- Conference: Big Six Conference
- Record: 13–7 (6–4 Big 6)
- Head coach: Phog Allen (22nd season);
- Captain: Lyman Corlis
- Home arena: Hoch Auditorium

= 1938–39 Kansas Jayhawks men's basketball team =

American college basketball season

The 1938–39 Kansas Jayhawks men's basketball team represented the University of Kansas during the 1938–39 college men's basketball season. The Jayhawks were coached by Phog Allen. On January 18, 1939, the Jayhawks notched their 500th program victory by defeating rival Missouri Tigers at Home.

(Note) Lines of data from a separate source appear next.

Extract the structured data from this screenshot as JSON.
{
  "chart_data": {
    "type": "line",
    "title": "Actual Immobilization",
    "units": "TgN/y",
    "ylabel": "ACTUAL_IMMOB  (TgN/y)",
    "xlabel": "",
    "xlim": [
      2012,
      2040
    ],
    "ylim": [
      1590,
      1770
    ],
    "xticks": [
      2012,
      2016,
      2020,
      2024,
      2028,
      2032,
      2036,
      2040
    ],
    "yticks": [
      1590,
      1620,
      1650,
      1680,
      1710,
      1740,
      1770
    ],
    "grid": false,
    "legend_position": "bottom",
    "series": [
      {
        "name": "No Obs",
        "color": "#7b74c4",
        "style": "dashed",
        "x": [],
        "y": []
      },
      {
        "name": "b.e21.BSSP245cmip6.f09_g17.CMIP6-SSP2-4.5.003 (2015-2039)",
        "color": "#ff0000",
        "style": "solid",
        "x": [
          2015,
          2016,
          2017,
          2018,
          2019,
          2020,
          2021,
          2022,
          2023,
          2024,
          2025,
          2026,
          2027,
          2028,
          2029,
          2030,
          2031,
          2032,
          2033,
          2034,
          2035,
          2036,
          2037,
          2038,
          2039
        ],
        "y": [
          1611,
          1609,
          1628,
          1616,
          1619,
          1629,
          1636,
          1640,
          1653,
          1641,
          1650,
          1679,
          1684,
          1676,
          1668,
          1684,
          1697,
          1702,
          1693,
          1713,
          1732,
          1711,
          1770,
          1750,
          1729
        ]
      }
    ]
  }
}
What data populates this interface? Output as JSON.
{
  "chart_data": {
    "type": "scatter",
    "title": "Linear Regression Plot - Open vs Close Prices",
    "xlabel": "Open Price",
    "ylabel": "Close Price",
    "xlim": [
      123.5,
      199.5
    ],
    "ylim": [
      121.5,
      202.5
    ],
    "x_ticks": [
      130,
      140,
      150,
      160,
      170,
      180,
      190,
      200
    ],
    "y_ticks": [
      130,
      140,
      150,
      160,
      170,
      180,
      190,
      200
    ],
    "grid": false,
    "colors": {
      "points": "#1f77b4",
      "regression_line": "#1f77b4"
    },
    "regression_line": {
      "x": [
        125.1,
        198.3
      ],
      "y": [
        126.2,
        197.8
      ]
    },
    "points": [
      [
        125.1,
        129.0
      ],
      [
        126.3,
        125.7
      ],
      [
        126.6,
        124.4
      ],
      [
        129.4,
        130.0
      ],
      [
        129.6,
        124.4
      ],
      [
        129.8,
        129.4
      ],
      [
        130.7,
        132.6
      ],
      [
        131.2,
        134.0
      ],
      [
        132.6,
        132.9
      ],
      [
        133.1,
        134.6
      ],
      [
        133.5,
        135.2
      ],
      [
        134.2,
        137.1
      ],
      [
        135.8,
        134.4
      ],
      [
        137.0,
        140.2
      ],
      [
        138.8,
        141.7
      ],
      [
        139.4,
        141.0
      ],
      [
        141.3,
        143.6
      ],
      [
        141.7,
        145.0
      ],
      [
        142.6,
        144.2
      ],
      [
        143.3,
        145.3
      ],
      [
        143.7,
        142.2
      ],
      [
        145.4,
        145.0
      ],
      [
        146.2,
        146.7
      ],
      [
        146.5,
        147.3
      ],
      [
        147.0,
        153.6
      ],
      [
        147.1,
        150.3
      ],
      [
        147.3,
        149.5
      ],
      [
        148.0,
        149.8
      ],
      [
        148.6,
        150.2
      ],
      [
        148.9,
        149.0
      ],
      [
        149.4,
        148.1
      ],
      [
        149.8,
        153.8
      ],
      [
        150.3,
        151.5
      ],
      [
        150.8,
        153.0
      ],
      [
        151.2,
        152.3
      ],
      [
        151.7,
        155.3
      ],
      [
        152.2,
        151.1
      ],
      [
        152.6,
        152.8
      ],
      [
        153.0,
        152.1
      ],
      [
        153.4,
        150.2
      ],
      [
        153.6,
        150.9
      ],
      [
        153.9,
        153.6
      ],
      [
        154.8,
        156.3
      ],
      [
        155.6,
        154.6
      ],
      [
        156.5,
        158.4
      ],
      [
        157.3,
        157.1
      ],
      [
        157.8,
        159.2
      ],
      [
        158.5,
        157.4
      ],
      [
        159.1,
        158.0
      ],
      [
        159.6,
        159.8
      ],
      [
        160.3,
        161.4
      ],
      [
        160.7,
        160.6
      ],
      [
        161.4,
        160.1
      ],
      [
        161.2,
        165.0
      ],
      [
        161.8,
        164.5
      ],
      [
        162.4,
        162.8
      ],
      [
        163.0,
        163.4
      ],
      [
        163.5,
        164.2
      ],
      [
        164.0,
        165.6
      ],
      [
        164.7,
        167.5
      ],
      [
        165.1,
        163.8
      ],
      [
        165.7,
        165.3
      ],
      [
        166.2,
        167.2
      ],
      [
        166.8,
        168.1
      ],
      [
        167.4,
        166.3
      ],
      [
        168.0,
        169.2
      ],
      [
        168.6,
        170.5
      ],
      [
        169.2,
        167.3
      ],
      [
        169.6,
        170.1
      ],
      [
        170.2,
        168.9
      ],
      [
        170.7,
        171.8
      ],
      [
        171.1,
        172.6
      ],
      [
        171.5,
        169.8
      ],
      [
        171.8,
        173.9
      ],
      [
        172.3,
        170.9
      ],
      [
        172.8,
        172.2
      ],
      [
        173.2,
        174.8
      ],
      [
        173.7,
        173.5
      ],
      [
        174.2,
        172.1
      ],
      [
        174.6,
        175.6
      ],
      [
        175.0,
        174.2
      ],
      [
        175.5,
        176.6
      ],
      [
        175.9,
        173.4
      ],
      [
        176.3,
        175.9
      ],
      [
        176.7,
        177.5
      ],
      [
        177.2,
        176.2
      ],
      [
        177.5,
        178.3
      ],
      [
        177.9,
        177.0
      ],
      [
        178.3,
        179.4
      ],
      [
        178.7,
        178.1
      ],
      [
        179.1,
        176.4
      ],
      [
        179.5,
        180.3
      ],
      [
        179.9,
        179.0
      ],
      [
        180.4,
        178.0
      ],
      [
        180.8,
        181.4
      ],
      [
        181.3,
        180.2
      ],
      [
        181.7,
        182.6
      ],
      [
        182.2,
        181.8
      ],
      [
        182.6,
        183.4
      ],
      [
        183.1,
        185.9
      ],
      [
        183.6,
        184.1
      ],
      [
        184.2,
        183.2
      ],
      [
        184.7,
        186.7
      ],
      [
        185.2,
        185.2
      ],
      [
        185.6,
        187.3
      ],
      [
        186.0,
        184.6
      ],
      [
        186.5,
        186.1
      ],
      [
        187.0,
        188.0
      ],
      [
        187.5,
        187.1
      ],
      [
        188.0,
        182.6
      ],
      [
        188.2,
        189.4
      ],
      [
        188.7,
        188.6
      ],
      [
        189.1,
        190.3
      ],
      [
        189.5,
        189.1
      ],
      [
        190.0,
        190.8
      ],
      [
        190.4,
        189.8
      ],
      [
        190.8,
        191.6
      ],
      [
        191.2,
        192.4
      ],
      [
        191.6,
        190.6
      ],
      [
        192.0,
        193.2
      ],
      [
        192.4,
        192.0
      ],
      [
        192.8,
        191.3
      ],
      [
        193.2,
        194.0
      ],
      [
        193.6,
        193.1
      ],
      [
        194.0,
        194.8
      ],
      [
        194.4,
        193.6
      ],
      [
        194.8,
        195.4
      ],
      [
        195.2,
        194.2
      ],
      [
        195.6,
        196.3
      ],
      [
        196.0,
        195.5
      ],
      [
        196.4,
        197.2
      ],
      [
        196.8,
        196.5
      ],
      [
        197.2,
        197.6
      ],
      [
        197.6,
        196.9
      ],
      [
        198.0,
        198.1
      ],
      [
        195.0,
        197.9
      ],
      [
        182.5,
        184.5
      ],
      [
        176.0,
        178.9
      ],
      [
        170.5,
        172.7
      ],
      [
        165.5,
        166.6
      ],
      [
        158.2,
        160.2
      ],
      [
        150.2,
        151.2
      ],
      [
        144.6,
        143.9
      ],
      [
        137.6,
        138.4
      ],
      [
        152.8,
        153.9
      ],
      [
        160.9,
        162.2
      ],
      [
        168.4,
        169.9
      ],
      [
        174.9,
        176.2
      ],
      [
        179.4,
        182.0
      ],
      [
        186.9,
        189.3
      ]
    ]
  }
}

Kansas failed to qualify for the 1939 NCAA Tournament, which was the first tournament ever held.

==Roster==
- Robert Allen
- Lyman Corlis
- Ralph Dugan
- Donald Ebling
- Howard Engleman
- Loren Florell
- Richard Harp
- Lester Kappelman
- John Kline
- Ralph Miller
- Charles Nees
- Max Replogle
- Jack Sands

==Schedule==

| Date time, TV | Rank^{#} | Opponent^{#} | Result | Record | Site city, state |
| December 3* |  | Warrensburg | W 25–20 | 1-0 | Hoch Auditorium Lawrence, KS |
| December 9* |  | at Oklahoma A&M | L 15–21 | 1-1 | Gallagher-Iba Arena Stillwater, OK |
| December 10* |  | at Oklahoma A&M | L 19–25 | 1-2 | Gallagher-Iba Arena Stillwater, OK |
| December 16* |  | at Texas | L 34–36 | 1-3 | Gregory Gymnasium Austin, TX |
| December 17* |  | at Texas | W 49–35 | 2-3 | Gregory Gymnasium Austin, TX |
| December 19* |  | at SMU | W 46–40 | 3-3 | Old Gym Dallas, TX |
| December 20* |  | at SMU | W 52–45 | 4-3 | Old Gym Dallas, TX |
| January 2* |  | Carleton | W 39–33 | 5-3 | Hoch Auditorium Lawrence, KS |
| January 7 |  | at Oklahoma | L 31–43 | 5-4 (0-1) | Field House Norman, OK |
| January 10 |  | Kansas State Sunflower Showdown | W 33–29 | 6-4 (1-1) | Hoch Auditorium Lawrence, KS |
| January 14 |  | at Nebraska | L 37–48 | 6-5 (1-2) | Nebraska Coliseum Lincoln, NE |
| January 18 |  | Missouri Border War | W 37–32 | 7-5 (2-2) | Hoch Auditorium Lawrence, KS |
| January 23 |  | at Iowa State | L 37–40 | 7-6 (2-3) | State Gymnasium Ames, IA |
| January 28 |  | at Kansas State Sunflower Showdown | W 40–38 | 8-6 (3-3) | Nichols Hall Manhattan, KS |
| February 8* |  | Oklahoma A&M | W 34–27 | 9-6 | Hoch Auditorium Lawrence, KS |
| February 10* |  | at Washburn | W 37–34 | 10-6 | Topeka High School Topeka, KS |
| February 14 |  | Nebraska | W 49–46 | 11-6 (4-3) | Hoch Auditorium Lawrence, KS |
| February 20 |  | Iowa State | W 46–37 | 12-6 (5-3) | Hoch Auditorium Lawrence, KS |
| February 25 |  | Oklahoma | W 59–45 | 13-6 (6-3) | Hoch Auditorium Lawrence, KS |
| March 2 |  | at Missouri Border War | L 30–55 | 13-7 (6-4) | Brewer Fieldhouse Columbia, MO |
*Non-conference game. ^{#}Rankings from AP Poll. (#) Tournament seedings in parentheses.